*Iseng lagi, ngubek - ngubek folder dari bunda malah nemu cerpen ini. Subahanallah sekali. Sayang tidak dicantumkan siapa penulisnya. Hanya ada sebuah inisial di akhir cerita.
Hidayah itu barang mahal, sulit didapat dan mudah lari. Benarkah?
Nana terbelalak memandang Sari yang baru turun dari bus. Ia mengucek-ucek matanya. Sari? Benarkah itu Sari sahabatnya ? Perempuan berbusana mini dan ketat itu memang Sari…Astaghfirullah !!! Nana menarik napas panjang. Sebelum kesadaran Nana pulih, Sari telah berlalu.
Nana tidak habis pikir. Saat kuliah dulu, Sari sangat populer. Siapa yang tidak kenal Sari? Ia aktivis musholla yang cantik, lincah, supel, cerdas dan penuh ide-ide kreatif. Lewat tangannya lahir berbagai kegiatan positif. Sari yang dulu sering menggoda Nana karena terlalu kalem dan pasif.
Menjaga iman memang bukan pekerjaan gampang. Bersikap istqomah juga tidak semudah membalik telapak tangan. Banyak faktor yang dapat menyebabkan seseorang menyimpang atau bahkan berbalik arah dari tujuan semula.
Saya Paling Benar
Setelah merenung dan berpikir kembali tentang Sari, Nana mencoba mengira-ngira faktor yang menyebabkan Sari berubah drastis. Nana ingat, salah satu sifat Sari yang paling menonjol adalah selalu merasa benar. Sari hampir tidak pernah menerima pendapat orang lain. Barangkali karena ia gadis yang sangat cerdas dan kritis dan semua orang selalu memuji ketajaman otaknya. Apabila ia merasa tindakan atau pendapatnya benar, ia tidak pernah mempedulikan pendapat orang lain.
Seingat Nana, jarang sekali Sari mau mendengarkan saran, pendapat apalagi kritik dari orang lain. Ia selalu berjalan sendiri sesuai dengan keyakinannya. Lambat laun tumbuh keangkuhan dalam dirinya. Ia memandang rendah orang lain. Sejak itu, Sari tidak bisa lagi dikoreksi siapapun.
Barangkali, sifat itulah yang berperan besar dalam menjerumuskannya. Said Hawwa dalam bukunya Induk pensucian Diri menyatakan bahwa takabur membuat manusia sulit memperoleh manfaat ilmu pengetahuan . Ia menolak jika diberi dan tidak suka menerima kebenaran, bahkan cenderung kepada kejahatan.

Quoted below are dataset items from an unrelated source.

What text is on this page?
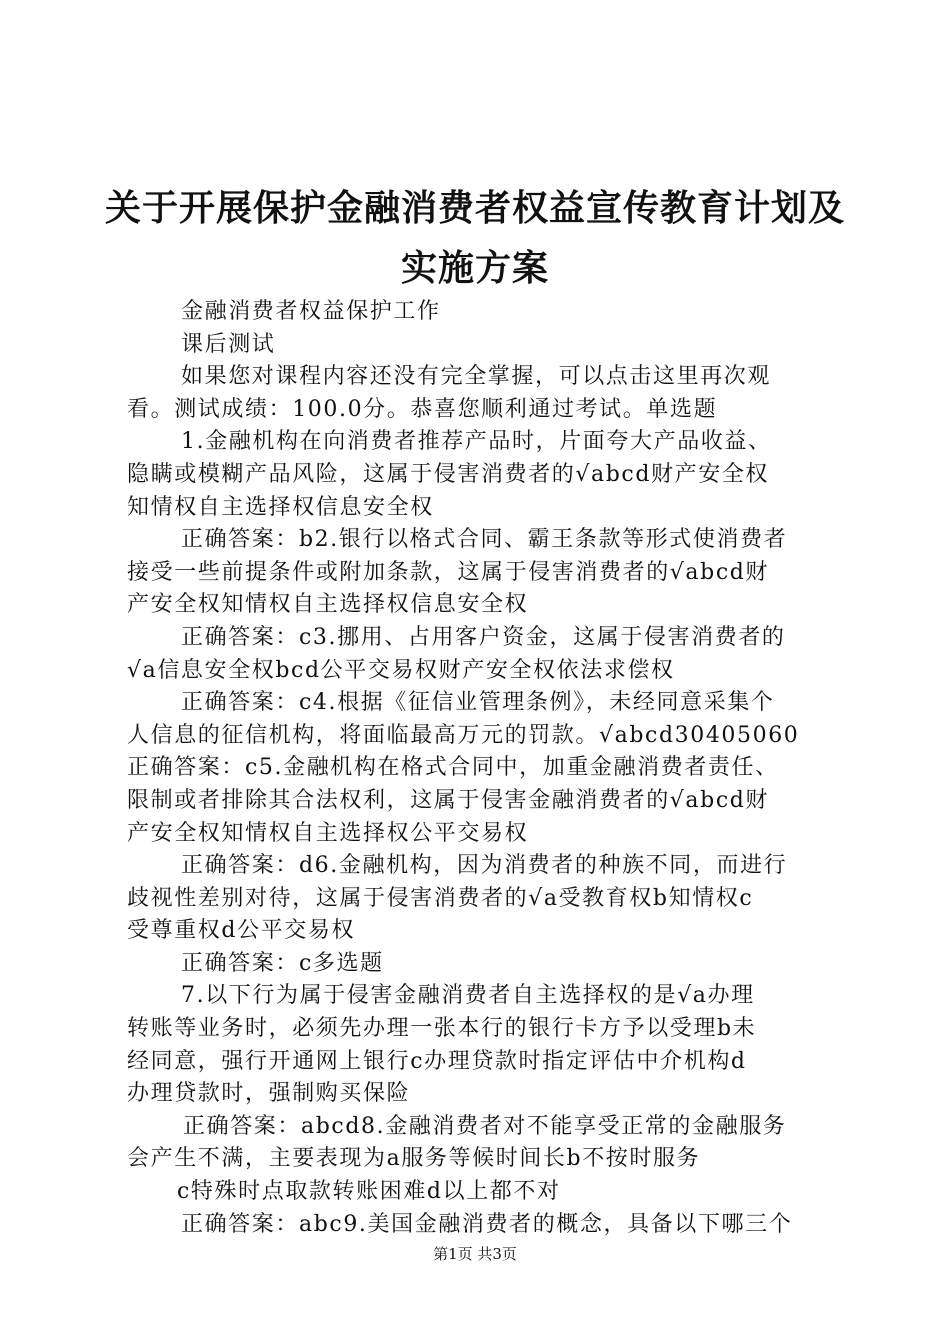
关于开展保护金融消费者权益宣传教育计划及
实施方案
金融消费者权益保护工作
课后测试
如果您对课程内容还没有完全掌握，可以点击这里再次观
看。测试成绩：100.0分。恭喜您顺利通过考试。单选题
1.金融机构在向消费者推荐产品时，片面夸大产品收益、
隐瞒或模糊产品风险，这属于侵害消费者的√abcd财产安全权
知情权自主选择权信息安全权
正确答案：b2.银行以格式合同、霸王条款等形式使消费者
接受一些前提条件或附加条款，这属于侵害消费者的√abcd财
产安全权知情权自主选择权信息安全权
正确答案：c3.挪用、占用客户资金，这属于侵害消费者的
√a信息安全权bcd公平交易权财产安全权依法求偿权
正确答案：c4.根据《征信业管理条例》，未经同意采集个
人信息的征信机构，将面临最高万元的罚款。√abcd30405060
正确答案：c5.金融机构在格式合同中，加重金融消费者责任、
限制或者排除其合法权利，这属于侵害金融消费者的√abcd财
产安全权知情权自主选择权公平交易权
正确答案：d6.金融机构，因为消费者的种族不同，而进行
歧视性差别对待，这属于侵害消费者的√a受教育权b知情权c
受尊重权d公平交易权
正确答案：c多选题
7.以下行为属于侵害金融消费者自主选择权的是√a办理
转账等业务时，必须先办理一张本行的银行卡方予以受理b未
经同意，强行开通网上银行c办理贷款时指定评估中介机构d
办理贷款时，强制购买保险
正确答案：abcd8.金融消费者对不能享受正常的金融服务
会产生不满，主要表现为a服务等候时间长b不按时服务
c特殊时点取款转账困难d以上都不对
正确答案：abc9.美国金融消费者的概念，具备以下哪三个
第1页 共3页
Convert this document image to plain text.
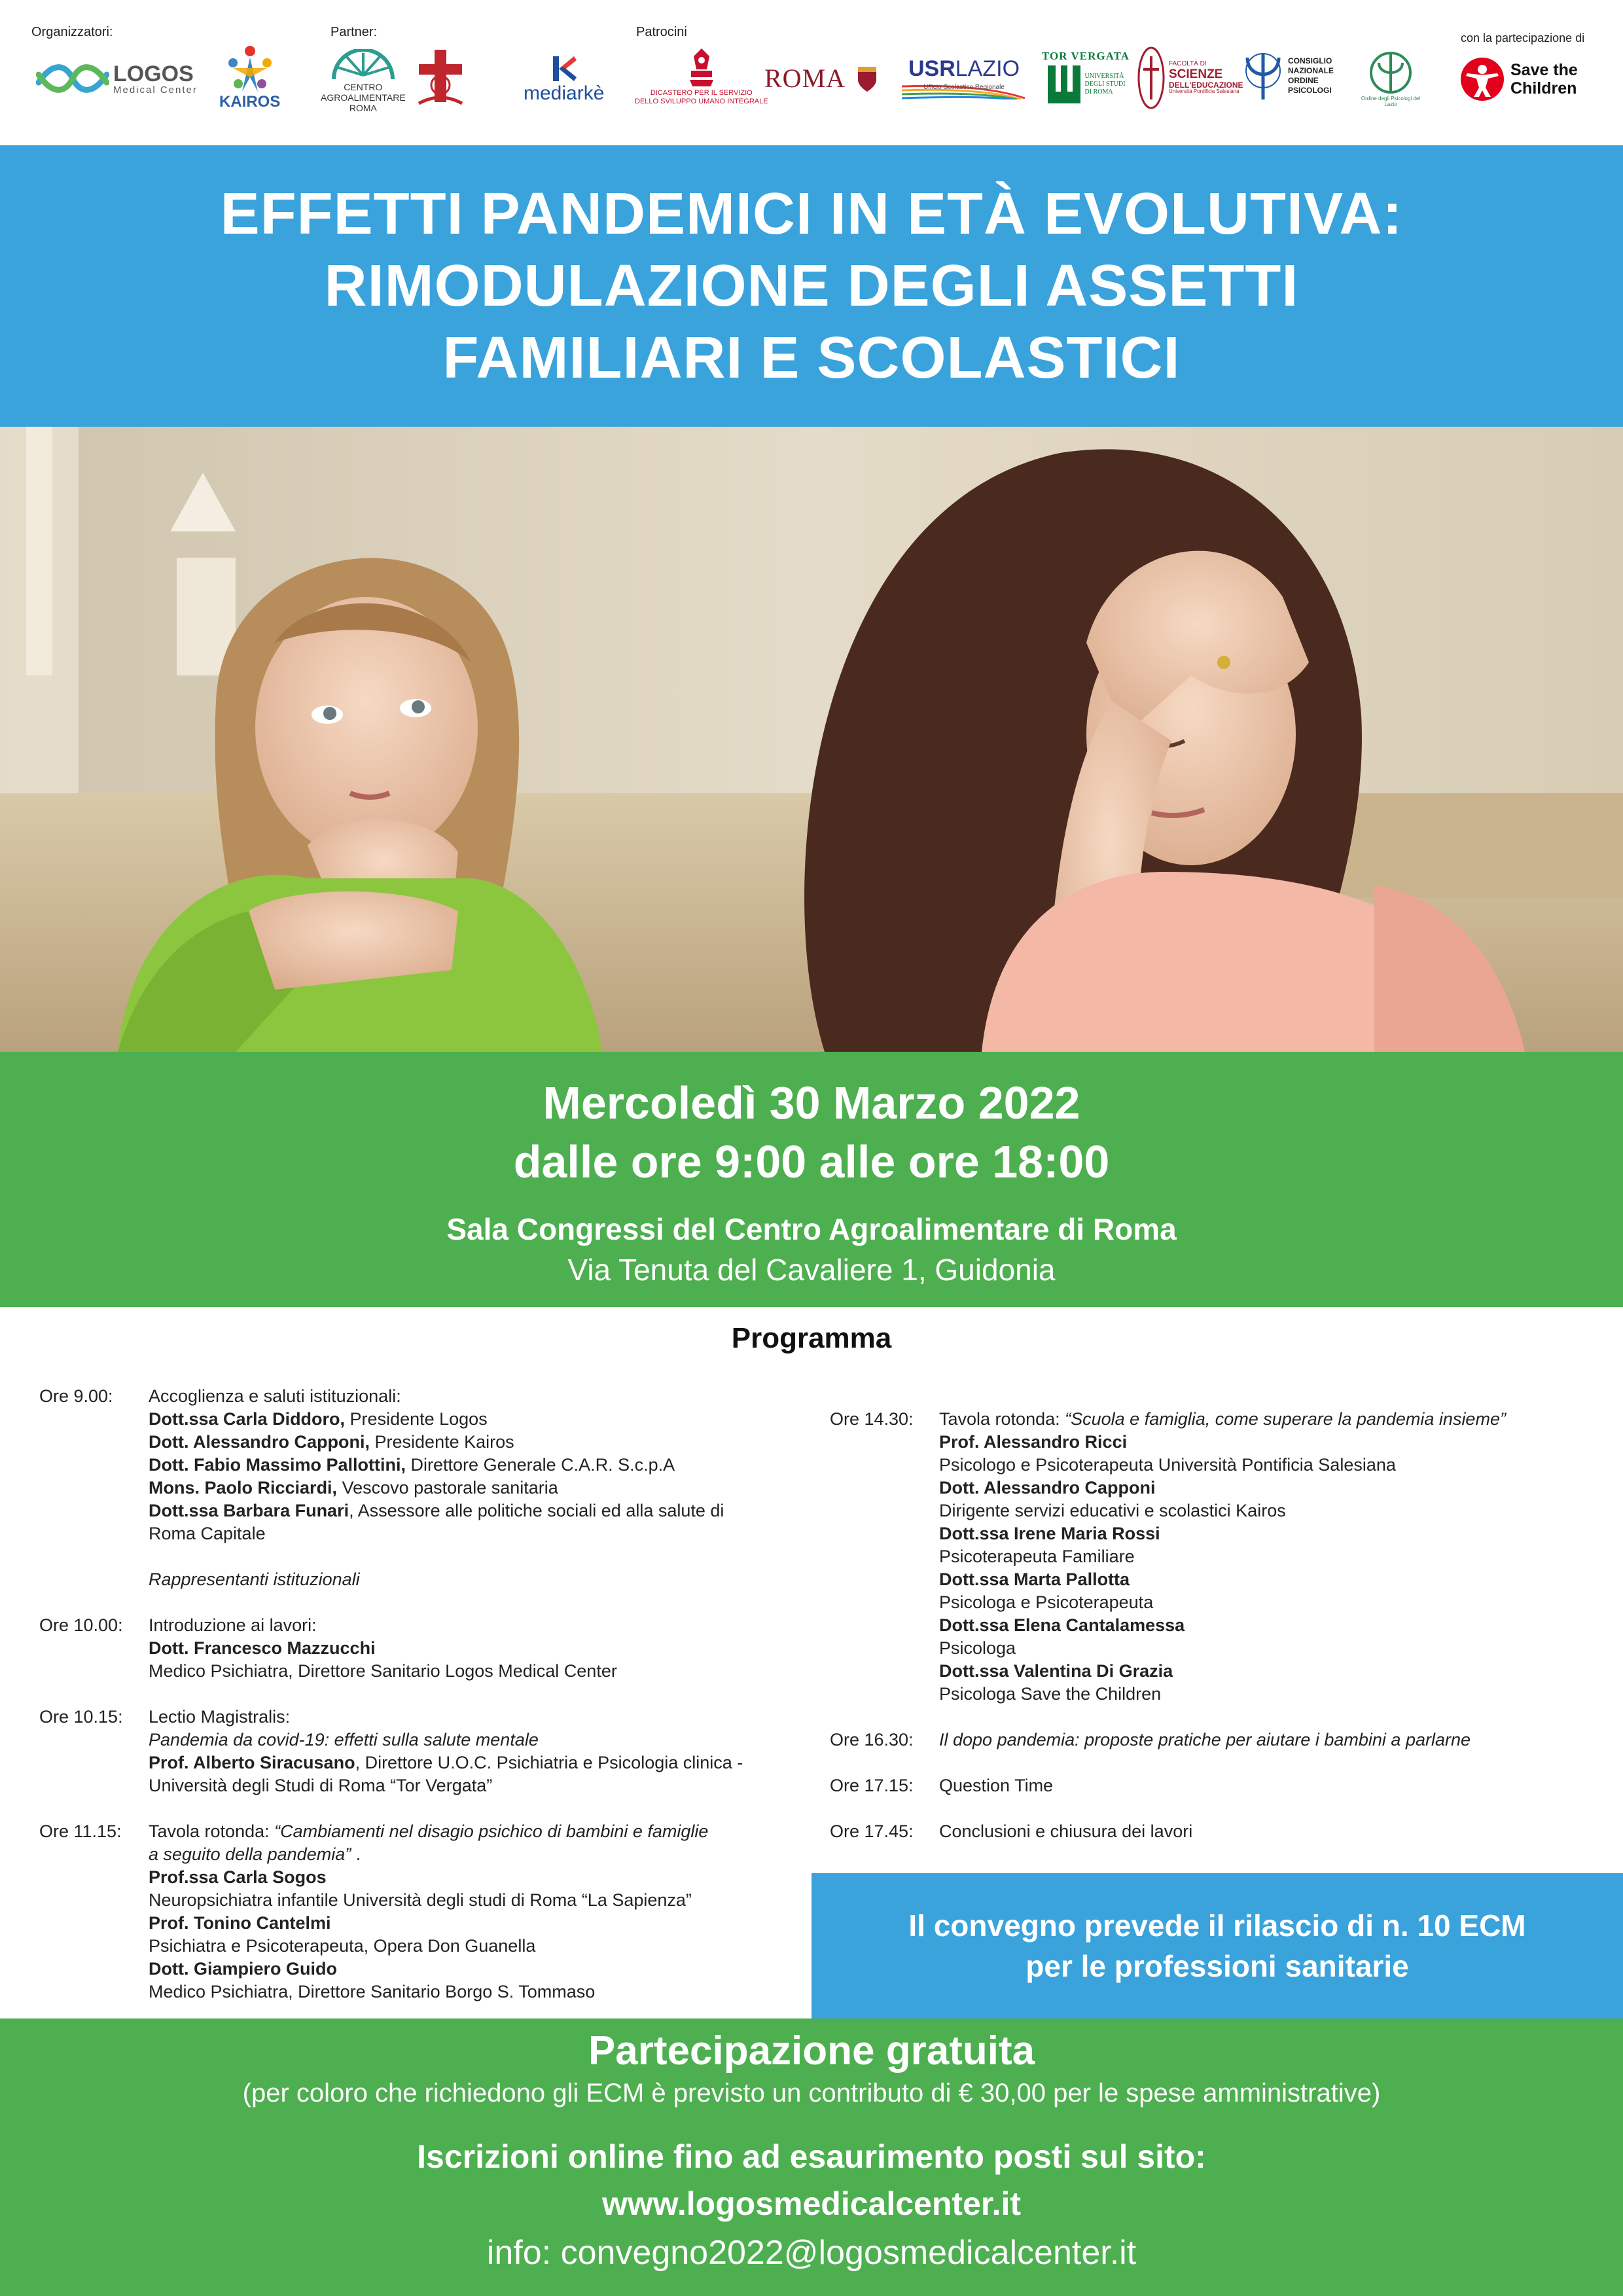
Organizzatori:	Partner:	Patrocini	con la partecipazione di
LOGOS
Medical Center
KAIROS
CENTRO
AGROALIMENTARE
ROMA
mediarkè	DICASTERO PER IL SERVIZIO
DELLO SVILUPPO UMANO INTEGRALE
ROMA	USRLAZIO
Ufficio Scolastico Regionale
TOR VERGATA
UNIVERSITÀ
DEGLI STUDI
DI ROMA
FACOLTÀ DI
SCIENZE
DELL'EDUCAZIONE
Università Pontificia Salesiana
CONSIGLIO
NAZIONALE
ORDINE
PSICOLOGI
Ordine degli Psicologi del Lazio
Save the
Children
EFFETTI PANDEMICI IN ETÀ EVOLUTIVA:
RIMODULAZIONE DEGLI ASSETTI
FAMILIARI E SCOLASTICI
Mercoledì 30 Marzo 2022
dalle ore 9:00 alle ore 18:00
Sala Congressi del Centro Agroalimentare di Roma
Via Tenuta del Cavaliere 1, Guidonia
Programma
Ore 9.00:	Accoglienza e saluti istituzionali:
Dott.ssa Carla Diddoro, Presidente Logos
Dott. Alessandro Capponi, Presidente Kairos
Dott. Fabio Massimo Pallottini, Direttore Generale C.A.R. S.c.p.A
Mons. Paolo Ricciardi, Vescovo pastorale sanitaria
Dott.ssa Barbara Funari, Assessore alle politiche sociali ed alla salute di
Roma Capitale
Rappresentanti istituzionali
Ore 10.00:	Introduzione ai lavori:
Dott. Francesco Mazzucchi
Medico Psichiatra, Direttore Sanitario Logos Medical Center
Ore 10.15:	Lectio Magistralis:
Pandemia da covid-19: effetti sulla salute mentale
Prof. Alberto Siracusano, Direttore U.O.C. Psichiatria e Psicologia clinica -
Università degli Studi di Roma “Tor Vergata”
Ore 11.15:	Tavola rotonda: “Cambiamenti nel disagio psichico di bambini e famiglie
a seguito della pandemia” .
Prof.ssa Carla Sogos
Neuropsichiatra infantile Università degli studi di Roma “La Sapienza”
Prof. Tonino Cantelmi
Psichiatra e Psicoterapeuta, Opera Don Guanella
Dott. Giampiero Guido
Medico Psichiatra, Direttore Sanitario Borgo S. Tommaso
Ore 14.30:	Tavola rotonda: “Scuola e famiglia, come superare la pandemia insieme”
Prof. Alessandro Ricci
Psicologo e Psicoterapeuta Università Pontificia Salesiana
Dott. Alessandro Capponi
Dirigente servizi educativi e scolastici Kairos
Dott.ssa Irene Maria Rossi
Psicoterapeuta Familiare
Dott.ssa Marta Pallotta
Psicologa e Psicoterapeuta
Dott.ssa Elena Cantalamessa
Psicologa
Dott.ssa Valentina Di Grazia
Psicologa Save the Children
Ore 16.30:	Il dopo pandemia: proposte pratiche per aiutare i bambini a parlarne
Ore 17.15:	Question Time
Ore 17.45:	Conclusioni e chiusura dei lavori
Il convegno prevede il rilascio di n. 10 ECM
per le professioni sanitarie
Partecipazione gratuita
(per coloro che richiedono gli ECM è previsto un contributo di € 30,00 per le spese amministrative)
Iscrizioni online fino ad esaurimento posti sul sito:
www.logosmedicalcenter.it
info: convegno2022@logosmedicalcenter.it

Banyak sekali ayat-ayat al Qur’an yang menjelaskan keburukan sikap takabur.
“Dan siapakah yang lebih zalim daripada orang yang membuat kedustaan terhadap Allah atau yang berkata :”telah diwahyukan kepada saya”, padahal tidak diwahyukan sesuatupun kepadanya dan orang yang berkata : “Saya akan menurunkan seperti apa yang diturunkan Allah“. Alangkah dahsyatnya sekiranya kamu melihat di waktu orang-orang yang zalim (berada) dalam tekanan-tekanan sakaratul maut, sedangkan para malaikat memukul dengan tangannya (sambil berkata) : “Keluarkan nyawamu “. Di hari ini kamu dibalas dengan siksaan yang sangat menghinakan, karena kamu mengatakan kepada Allah (perkataan) yang tidak benar dan (karena) kamu selalu menyombongkan diri terhadap ayat-ayat-Nya “. (Al An’am ayat 93)
Manusiawi, kan …
Bertahun-tahun lalu, seingat Nana ia sering mengingatkan Sari tentang tingkah lakunya yang tidak sesuai dengan ahlak Islami. Jawaban Sari standar: “Aku kan manusia biasa. Wajar dong kalau aku sekali-sekali salah. Enggak ada manusia sempurna kan, Na… Lagi pula menurutku apa yang aku lakukan masih tidak menyimpang dari syari’at…”, katanya saat Nana mengingatkannya tentang sikapnya yang kadang terlalu bebas dalam bergaul dengan rekan-rekan pria.
Setelah itu, justru Sari yang menceramahi Nana panjang lebar tentang etika pergaulan antara laki-laki dan perempuan yang katanya masih bisa diperdebatkan dan dilihat lagi konteksnya dalam pergaulan di zaman modern. Menurut Sari, etika pergaulan laki-laki dan perempuan itu jangan dilihat dengan sudut pandang picik dan sempit. Saat itu, Nana hanya diam mendengarkan perkataan Sari yang meluncur cepat dengan berbagai argumen meyakinkan.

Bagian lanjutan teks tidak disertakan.